Mikrobielle Symbionten können beides: Ökologische Nischen erweitern und einschränken
Die Arbeiten zeigen zum einen, dass Symbionten das ökologische Potenzial ihres Wirts verbreitern können und die Anpassung an eine neue Nische ermöglichen. Sie zeigen aber auch, dass symbiotische Mikroben die Auswahl an Wirtspflanzen einschränken können, wenn ihre enzymatischen Fähigkeiten verloren gehen. "Wir denken, dass diese Schilfkäferarten von Gräsern und Seggen nicht mehr auf pektinreiche Wirtspflanzen zurückwechseln können", so Prof.
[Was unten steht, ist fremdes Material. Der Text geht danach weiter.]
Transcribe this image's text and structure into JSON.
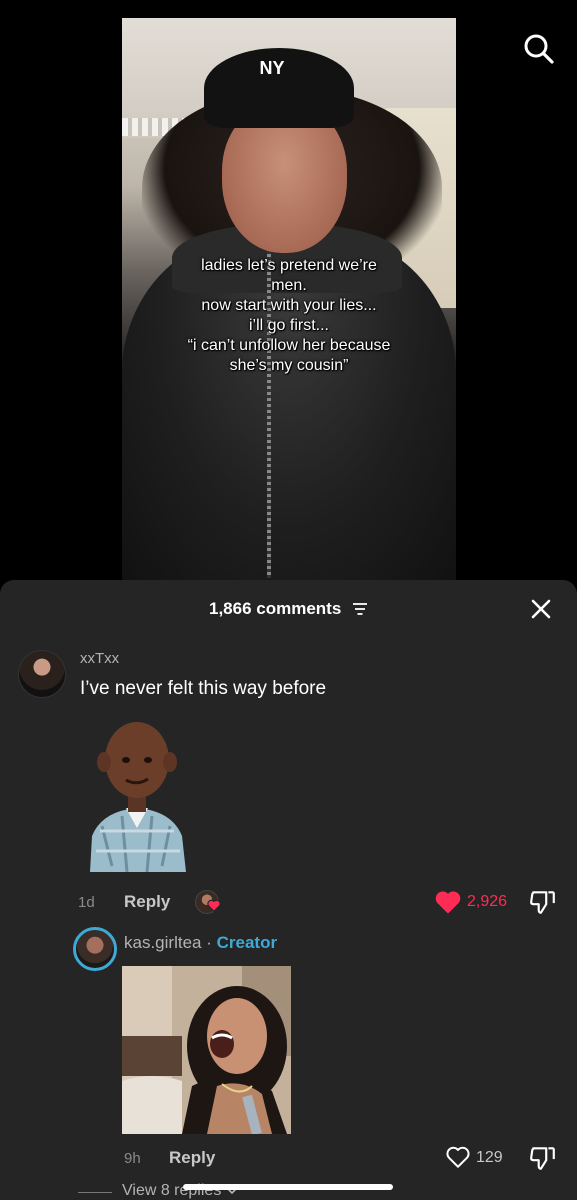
{
  "video": {
    "overlay_lines": [
      "ladies let’s pretend we’re",
      "men.",
      "now start with your lies...",
      "i’ll go first...",
      "“i can’t unfollow her because",
      "she’s my cousin”"
    ],
    "cap_logo": "NY"
  },
  "comments_sheet": {
    "count_label": "1,866 comments"
  },
  "comments": [
    {
      "username": "xxTxx",
      "text": "I’ve never felt this way before",
      "time": "1d",
      "reply_label": "Reply",
      "like_count": "2,926",
      "liked": true
    }
  ],
  "reply": {
    "username": "kas.girltea",
    "separator": "·",
    "creator_label": "Creator",
    "time": "9h",
    "reply_label": "Reply",
    "like_count": "129",
    "liked": false,
    "view_replies_label": "View 8 replies"
  },
  "colors": {
    "sheet_bg": "#252525",
    "like_red": "#fe2c55",
    "creator_blue": "#3fa9d6"
  }
}
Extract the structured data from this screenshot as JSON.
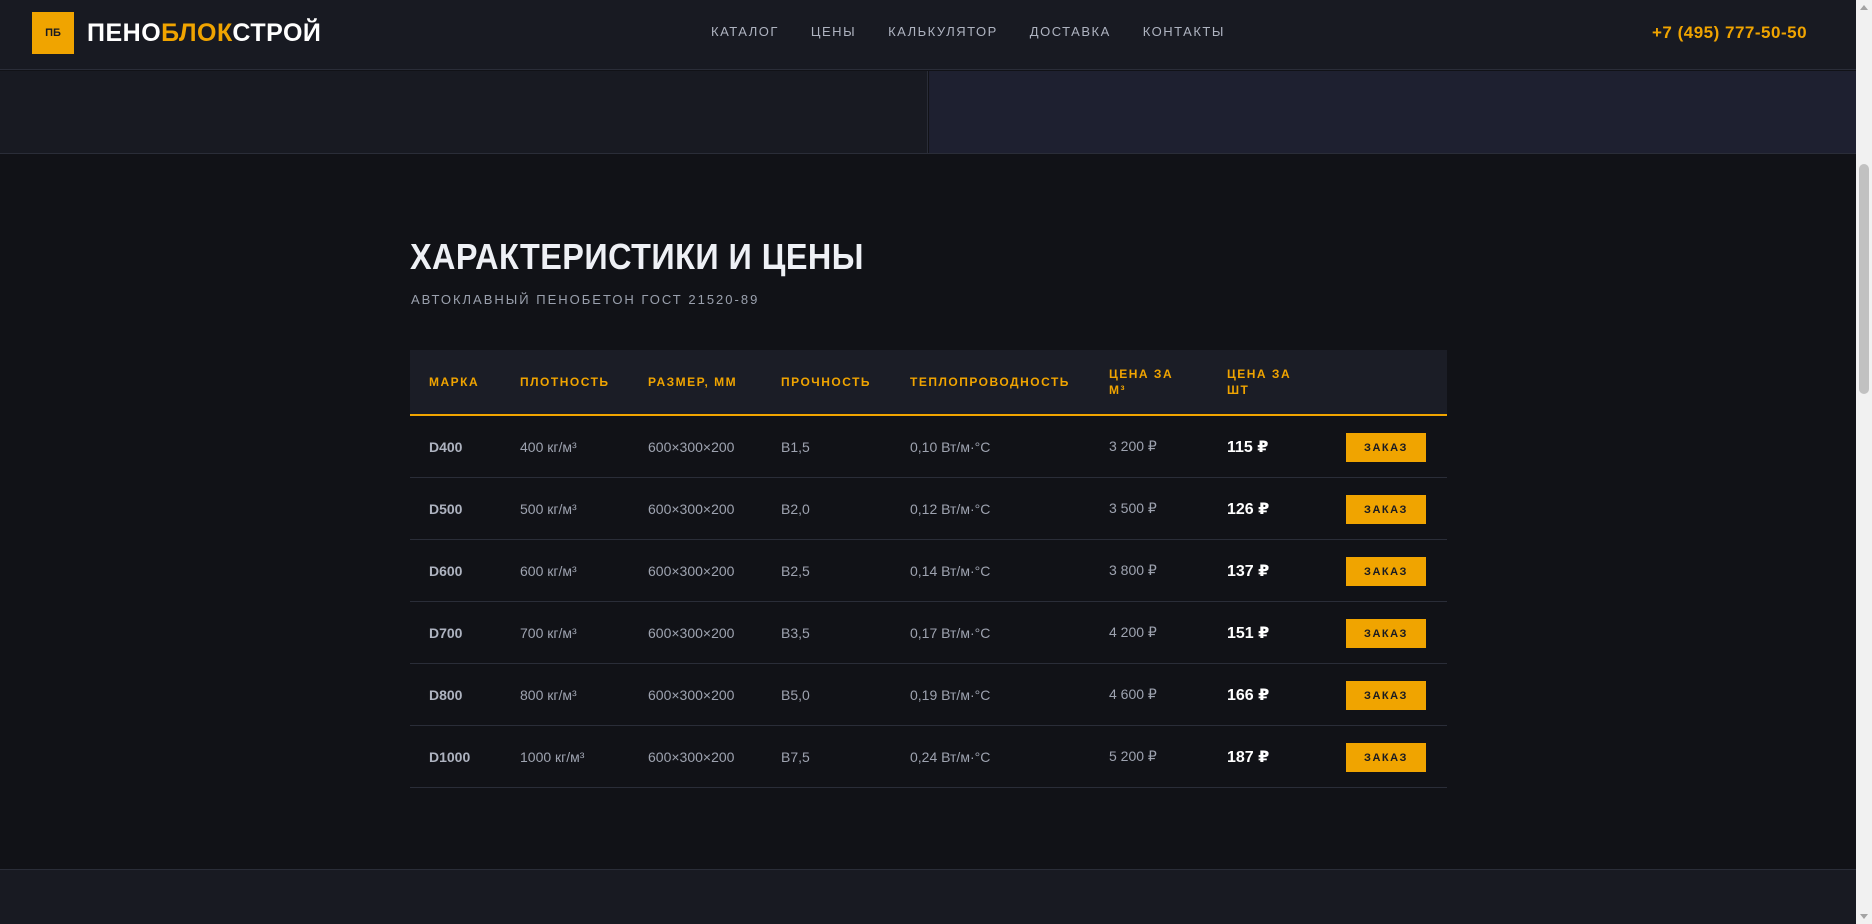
{
  "header": {
    "logo_badge": "ПБ",
    "logo_part1": "ПЕНО",
    "logo_part2": "БЛОК",
    "logo_part3": "СТРОЙ",
    "nav": [
      "КАТАЛОГ",
      "ЦЕНЫ",
      "КАЛЬКУЛЯТОР",
      "ДОСТАВКА",
      "КОНТАКТЫ"
    ],
    "phone": "+7 (495) 777-50-50"
  },
  "section": {
    "title": "ХАРАКТЕРИСТИКИ И ЦЕНЫ",
    "subtitle": "АВТОКЛАВНЫЙ ПЕНОБЕТОН ГОСТ 21520-89"
  },
  "table": {
    "headers": [
      "МАРКА",
      "ПЛОТНОСТЬ",
      "РАЗМЕР, ММ",
      "ПРОЧНОСТЬ",
      "ТЕПЛОПРОВОДНОСТЬ",
      "ЦЕНА ЗА М³",
      "ЦЕНА ЗА ШТ"
    ],
    "order_label": "ЗАКАЗ",
    "rows": [
      {
        "mark": "D400",
        "density": "400 кг/м³",
        "size": "600×300×200",
        "strength": "B1,5",
        "conductivity": "0,10 Вт/м·°С",
        "price_m3": "3 200 ₽",
        "price_pc": "115 ₽"
      },
      {
        "mark": "D500",
        "density": "500 кг/м³",
        "size": "600×300×200",
        "strength": "B2,0",
        "conductivity": "0,12 Вт/м·°С",
        "price_m3": "3 500 ₽",
        "price_pc": "126 ₽"
      },
      {
        "mark": "D600",
        "density": "600 кг/м³",
        "size": "600×300×200",
        "strength": "B2,5",
        "conductivity": "0,14 Вт/м·°С",
        "price_m3": "3 800 ₽",
        "price_pc": "137 ₽"
      },
      {
        "mark": "D700",
        "density": "700 кг/м³",
        "size": "600×300×200",
        "strength": "B3,5",
        "conductivity": "0,17 Вт/м·°С",
        "price_m3": "4 200 ₽",
        "price_pc": "151 ₽"
      },
      {
        "mark": "D800",
        "density": "800 кг/м³",
        "size": "600×300×200",
        "strength": "B5,0",
        "conductivity": "0,19 Вт/м·°С",
        "price_m3": "4 600 ₽",
        "price_pc": "166 ₽"
      },
      {
        "mark": "D1000",
        "density": "1000 кг/м³",
        "size": "600×300×200",
        "strength": "B7,5",
        "conductivity": "0,24 Вт/м·°С",
        "price_m3": "5 200 ₽",
        "price_pc": "187 ₽"
      }
    ]
  },
  "colors": {
    "accent": "#f0a400",
    "background": "#111217",
    "panel": "#181a22"
  }
}
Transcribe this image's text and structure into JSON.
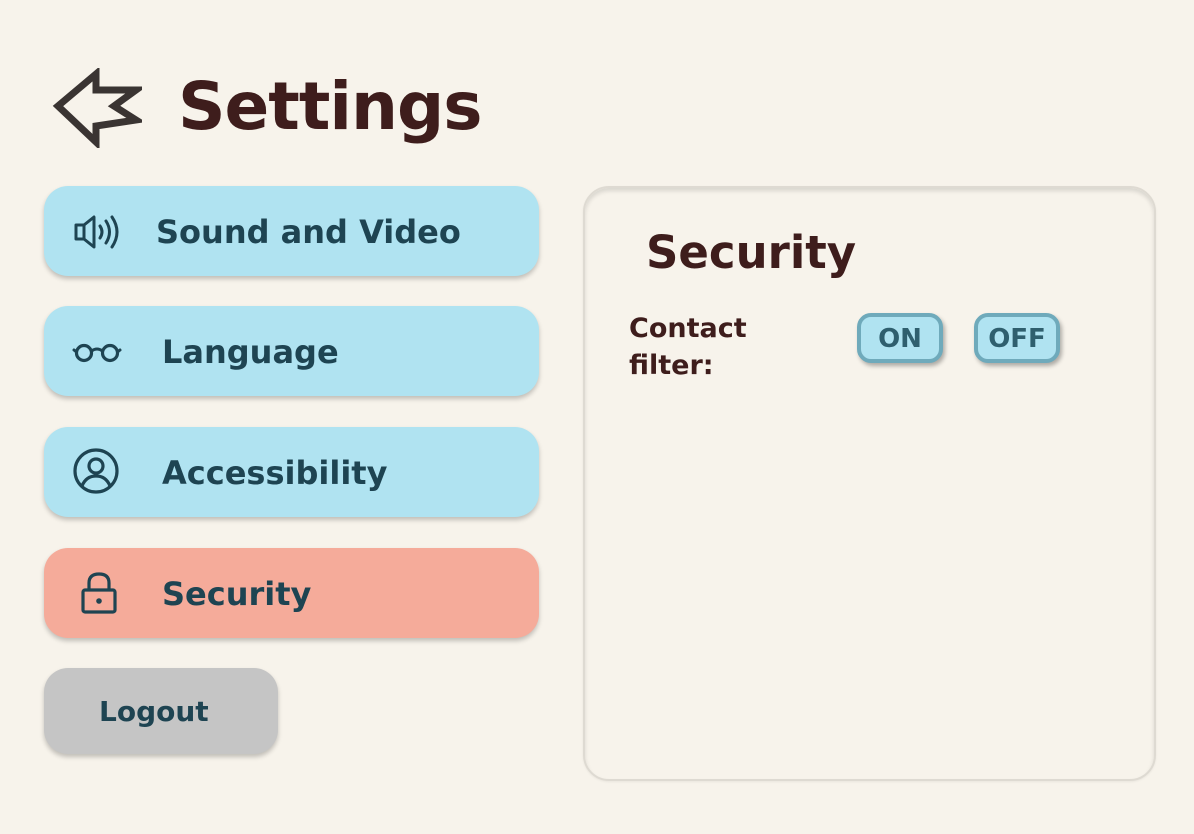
{
  "header": {
    "back_icon": "back-arrow-icon",
    "title": "Settings"
  },
  "sidebar": {
    "items": [
      {
        "label": "Sound and Video",
        "icon": "speaker-icon",
        "active": false
      },
      {
        "label": "Language",
        "icon": "glasses-icon",
        "active": false
      },
      {
        "label": "Accessibility",
        "icon": "user-circle-icon",
        "active": false
      },
      {
        "label": "Security",
        "icon": "lock-icon",
        "active": true
      }
    ],
    "logout_label": "Logout"
  },
  "panel": {
    "title": "Security",
    "settings": [
      {
        "label": "Contact filter:",
        "options": [
          "ON",
          "OFF"
        ]
      }
    ]
  },
  "colors": {
    "background": "#f7f3eb",
    "title_text": "#3e1d1c",
    "nav_item": "#b0e3f1",
    "nav_active": "#f5ab9a",
    "nav_text": "#1e4452",
    "logout": "#c5c5c5",
    "toggle_border": "#6faabb"
  }
}
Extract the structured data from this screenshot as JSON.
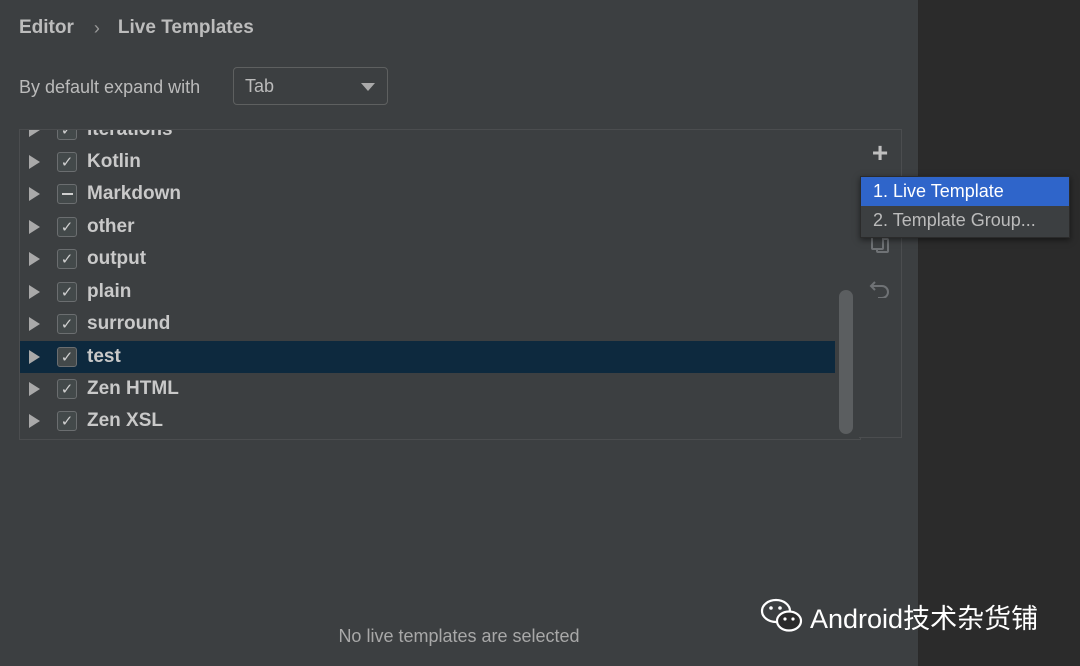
{
  "breadcrumb": {
    "parent": "Editor",
    "current": "Live Templates"
  },
  "expand": {
    "label": "By default expand with",
    "value": "Tab"
  },
  "groups": [
    {
      "label": "iterations",
      "state": "checked"
    },
    {
      "label": "Kotlin",
      "state": "checked"
    },
    {
      "label": "Markdown",
      "state": "partial"
    },
    {
      "label": "other",
      "state": "checked"
    },
    {
      "label": "output",
      "state": "checked"
    },
    {
      "label": "plain",
      "state": "checked"
    },
    {
      "label": "surround",
      "state": "checked"
    },
    {
      "label": "test",
      "state": "checked",
      "selected": true
    },
    {
      "label": "Zen HTML",
      "state": "checked"
    },
    {
      "label": "Zen XSL",
      "state": "checked"
    }
  ],
  "toolbar": {
    "add_icon": "plus-icon",
    "copy_icon": "copy-icon",
    "restore_icon": "undo-icon"
  },
  "add_menu": {
    "items": [
      "1. Live Template",
      "2. Template Group..."
    ],
    "active_index": 0
  },
  "status": {
    "empty_message": "No live templates are selected"
  },
  "watermark": {
    "text": "Android技术杂货铺"
  },
  "colors": {
    "selection": "#0d293e",
    "menu_highlight": "#2f65ca",
    "panel": "#3c3f41",
    "background": "#2b2b2b"
  }
}
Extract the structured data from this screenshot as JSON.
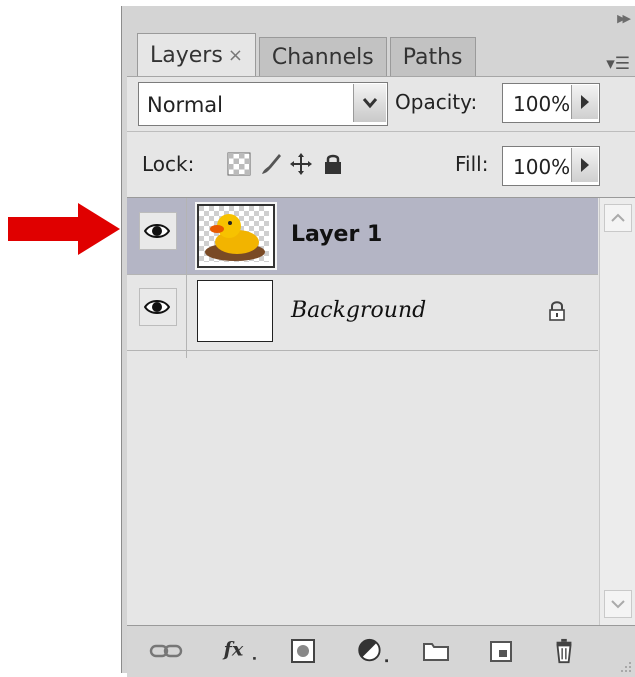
{
  "annotation": {
    "arrow_color": "#e00000",
    "arrow_icon": "right-arrow-icon"
  },
  "panel": {
    "tabs": [
      {
        "label": "Layers",
        "active": true,
        "close_glyph": "×"
      },
      {
        "label": "Channels",
        "active": false
      },
      {
        "label": "Paths",
        "active": false
      }
    ],
    "blend_mode": {
      "value": "Normal"
    },
    "opacity": {
      "label": "Opacity:",
      "value": "100%"
    },
    "lock": {
      "label": "Lock:",
      "icons": [
        "lock-transparent-icon",
        "lock-image-icon",
        "lock-position-icon",
        "lock-all-icon"
      ]
    },
    "fill": {
      "label": "Fill:",
      "value": "100%"
    },
    "layers": [
      {
        "name": "Layer 1",
        "selected": true,
        "visible": true,
        "thumbnail": "rubber-duck-icon"
      },
      {
        "name": "Background",
        "selected": false,
        "visible": true,
        "locked": true,
        "thumbnail": "white-fill"
      }
    ],
    "bottom_icons": [
      "link-layers-icon",
      "fx-icon",
      "add-mask-icon",
      "adjustment-layer-icon",
      "group-folder-icon",
      "new-layer-icon",
      "trash-icon"
    ],
    "colors": {
      "selected_row": "#b4b5c5",
      "panel_bg": "#e6e6e6"
    }
  }
}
Dr. Martin Kaltenpoth.
Schilfkäfer gehören zu den wenigen Käfergruppen, die von einer terrestrischen auf eine aquatische Lebensweise umgestiegen sind. Zu diesem Wechsel vom Land ins Wasser haben symbiotische Mikroorganismen einen maßgeblichen Beitrag geleistet, indem sie die Nährstoffversorgung der Larven und der adulten Käfer unterstützen. Sie sind jedoch nach dem Verlust der Pektinasen bei bestimmten Schilfkäferarten auch für die Einschränkung der ökologischen Nische ihrer Wirte verantwortlich.
Forschung mit ERC Consolidator Grant gefördert
Die Forschungsarbeiten zur mikrobiellen Ökologie von Schilfkäfern wurden durch einen ERC Consolidator Grant unterstützt, den Prof. Dr. Martin Kaltenpoth im Jahr 2018 zur Erforschung von Symbiosen zwischen Käfern und Bakterien erhalten hatte. Der Biologe ist seit 2015 Professor für Evolutionäre Ökologie an der Johannes Gutenberg-Universität Mainz. Er wird neuer Direktor am Max-Planck-Institut für chemische Ökologie in Jena und dort ab Februar 2021 die neue Abteilung Ökologie und Evolution der Insekten aufbauen.